Эдмон Леглантье, исполнитель главной роли и постановщик «Сердца, пронзенного стрелой», исторической драмы в четырех актах, он же директор театра «Эшикье», слез с подмостков и направился к третьему ряду, где сидели актер и актриса, игравшие в этой пьесе Равальяка и Марию Медичи.
— Ну, а вы что скажете, дети мои? Порвем галерку или как?
— Клакеры будут устраивать овацию при появлении каждого персонажа, — доложил Равальяк. — Ручаюсь, даже на последних рядах никто не заснет.

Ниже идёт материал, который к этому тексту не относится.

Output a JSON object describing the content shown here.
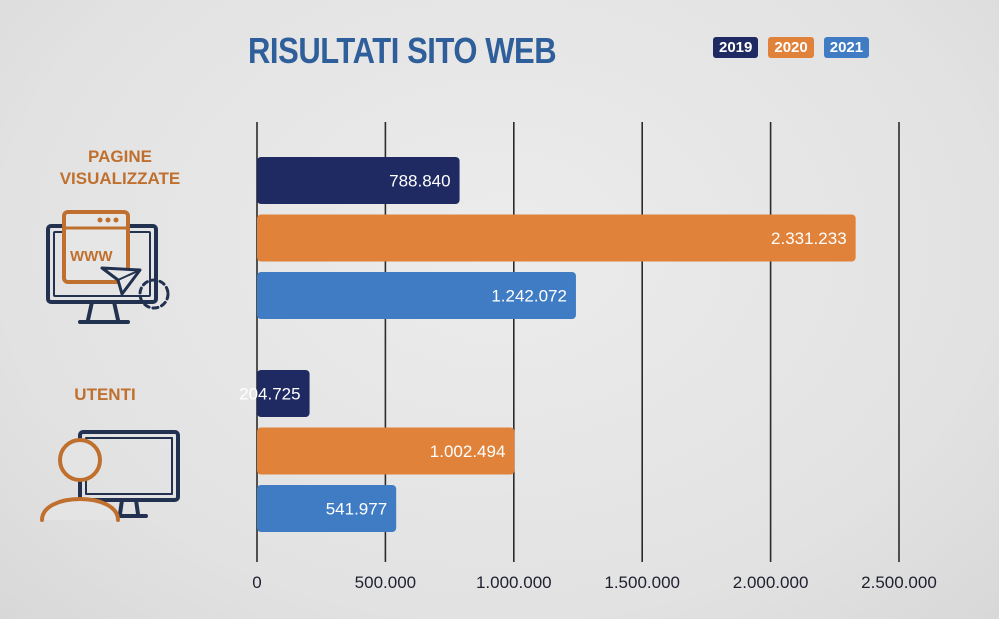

— Да услышит тебя всемогущий Маниту! Но каково невезение! Кто бы догадался, что этим летом в городе пойдут еще два спектакля на ту же тему? И вот вам пожалуйста: «Шатле» проанонсировал «Цветочницу с кладбища Невинноубиенных»,[16] а «Порт-Сен-Мартен» ставит «Дом банщика»![17] Ты, между прочим, главный герой обеих пьес.
— Я?!
— Не ты, дубина, а Равальяк! Получается, мы с нашим «Сердцем» — третьи. А я-то готовил оглушительную премьеру для открытия театра «Эшикье»! — Эдмон раздосадованно окинул взглядом зал, отделанный на итальянский манер. Ремонт загнал его в долги, и эта премьера была сродни ставке ва-банк — в случае провала кредиторы его удавят… Вся надежда на одну затеянную мистификацию — если дело выгорит, банкротство ему не грозит.
Помощник режиссера свесился с балкона:
— Мсье Леглантье! Вас повсюду ищет Филибер Дюмон. Я ему сказал, что вы домой ушли.
— Какая неприятность, теперь придется ночевать в гостинице. И все же благодарю вас.
— Кто такой этот Дюмон? — полюбопытствовала Мария Медичи, повернувшись к Леглантье.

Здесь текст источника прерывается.